La poesia non ha data di scadenza (tanto più se esce postuma: è anzi ancora più eterna, poiché l’autore – chiuso il giro dei suoi anni terreni – non può dire se ancora gli appartiene, o vorrebbe mutarne oppure aggiungerne o tagliarne qualcosa: è così come rimane ed è nostra a suo dispetto e per nostro diletto). Un libro di versi è sempre una testimonianza di vita, ha sempre il sapore di un’esistenza distillata in frammenti, proposti affinché altri ne sappia e ne gusti quei sapori, ne colga eventuali asprezze, finanche ne giudichi – a suo gusto – le componenti e le loro qualità. Ma soprattutto è tale, è un libro ed è poesia, se vive (direbbero Catullo, e Orazio, e Petrarca) oltre una generazione, se fa venir voglia di leggerlo quando l’autore non c’è più a difenderlo – ma bisogna essere lettori onesti.
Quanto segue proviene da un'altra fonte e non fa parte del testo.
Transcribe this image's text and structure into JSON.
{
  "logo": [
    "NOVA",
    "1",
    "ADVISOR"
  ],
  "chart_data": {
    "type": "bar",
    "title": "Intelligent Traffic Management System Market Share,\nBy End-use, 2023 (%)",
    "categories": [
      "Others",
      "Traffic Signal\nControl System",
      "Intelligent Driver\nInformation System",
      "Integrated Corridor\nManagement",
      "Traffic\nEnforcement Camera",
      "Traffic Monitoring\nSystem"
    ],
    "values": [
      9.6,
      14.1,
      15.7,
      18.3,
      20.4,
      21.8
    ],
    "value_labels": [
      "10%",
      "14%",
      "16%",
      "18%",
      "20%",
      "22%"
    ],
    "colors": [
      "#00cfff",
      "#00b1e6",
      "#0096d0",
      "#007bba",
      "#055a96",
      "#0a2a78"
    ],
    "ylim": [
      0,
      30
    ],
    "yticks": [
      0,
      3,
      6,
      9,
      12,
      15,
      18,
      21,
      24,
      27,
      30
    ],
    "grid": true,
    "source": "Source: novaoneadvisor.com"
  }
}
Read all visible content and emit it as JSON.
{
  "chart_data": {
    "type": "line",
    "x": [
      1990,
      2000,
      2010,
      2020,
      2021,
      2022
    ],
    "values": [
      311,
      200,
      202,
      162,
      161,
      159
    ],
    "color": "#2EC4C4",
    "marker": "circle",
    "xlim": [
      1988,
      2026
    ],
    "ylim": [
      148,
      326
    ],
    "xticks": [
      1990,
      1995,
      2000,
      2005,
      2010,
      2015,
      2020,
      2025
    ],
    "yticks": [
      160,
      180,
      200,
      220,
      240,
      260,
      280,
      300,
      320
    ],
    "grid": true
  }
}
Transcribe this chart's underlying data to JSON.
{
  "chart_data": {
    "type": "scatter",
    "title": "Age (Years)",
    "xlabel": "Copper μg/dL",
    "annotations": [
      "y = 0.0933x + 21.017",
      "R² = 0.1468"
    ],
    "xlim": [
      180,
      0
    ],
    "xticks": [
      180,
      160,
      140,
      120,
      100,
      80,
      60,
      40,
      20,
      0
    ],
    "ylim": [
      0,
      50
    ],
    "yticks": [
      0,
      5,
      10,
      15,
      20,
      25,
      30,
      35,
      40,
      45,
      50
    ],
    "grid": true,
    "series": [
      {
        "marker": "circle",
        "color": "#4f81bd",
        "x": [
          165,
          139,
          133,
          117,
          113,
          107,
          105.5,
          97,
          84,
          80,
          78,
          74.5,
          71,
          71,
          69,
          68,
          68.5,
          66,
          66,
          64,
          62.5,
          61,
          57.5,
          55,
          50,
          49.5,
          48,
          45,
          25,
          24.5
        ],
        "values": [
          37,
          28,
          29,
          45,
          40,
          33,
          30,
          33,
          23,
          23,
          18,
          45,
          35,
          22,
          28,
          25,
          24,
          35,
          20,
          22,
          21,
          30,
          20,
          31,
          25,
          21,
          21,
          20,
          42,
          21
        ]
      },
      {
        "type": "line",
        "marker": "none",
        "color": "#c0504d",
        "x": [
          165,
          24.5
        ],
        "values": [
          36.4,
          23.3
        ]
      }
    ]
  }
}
In presenza di una raccolta di poesie che Goliarda Sapienza non volle pubblicare, ci si potrebbe infine chiedere, a ragione, perché (parafrasando il curatore Angelo Pellegrino, che ricorda quanto pudore abbia impedito all’autrice di pubblicare “a quel tempo, una plaquette per amici e conoscenti” – magari in attesa del grande editore, che non venne), se oggi non sembra appunto spudorata questa pubblicazione. Invece era necessario che uscisse alla luce, alla critica, agli occhi dei lettori, di quelli che già conoscono la scrittrice de L’arte della gioia eL’università di Rebibbia, e di quelli che non la conoscono ancora. D’altronde, era un libro pronto, composto già nella scelta e nella disposizione dei testi, dall’iniziale “A mia madre” al conclusivo “A mio padre”.

Sapienza p
Si continuano a scrivere autobiografie, più o meno serie, più o meno vere, più o meno “auto” e forse non sempre (come direbbe Svevo) “è la mia” – parecchi scrittori, dopo averne scritte diverse in forma di romanzo, finiscono per non sapere come scriverla davvero, qualora decidano di farlo. Sono pochi coloro che riescono. L’arte della gioia potrebbe ritenersi una autobiografia involontaria, di Goliarda Sapienza; mentre il più recente volume Io, Jean Gabin potrebbe leggersi come un’autobiografia straniata, volutamente costruita come le piaceva presentarsi. Allora questa raccolta postuma di poesie, Ancestrale (com’è bello, questo titolo!), dovrebbe potersi leggere come la vera autobiografia, malgrado scritta quando Goliarda aveva poco più di trent’anni. Ma c’è dentro tutta lei, ci sono i suoi gusti e i suoi difetti umani, la sua famiglia e la sua terra, i suoi paesaggi, i suoi libri. Ed ecco perché è bene che sia stata pubblicata, questa raccolta postuma (con l’aggiunta di una piccola silloge di testi in dialetto, già apparsa qualche anno fa). È il più bel libro d’amore che l’autrice abbia scritto. Amore per la vita, più che per qualsiasi persona, e forse perciò la vita come gioia, come “arte della gioia”, e forse perciò la poesia come vita, in quanto arte, la poesia e la vita, e quindi gioia… e si potrebbe continuare, poiché Goliarda Sapienza ha vissuto e amato la vita, ha gioito e sofferto per un’arte, la sua, che avrebbe meritato di più – e lei lo sapeva – ma le dava comunque un senso all’esistenza, e una misura alla stessa esperienza di artista.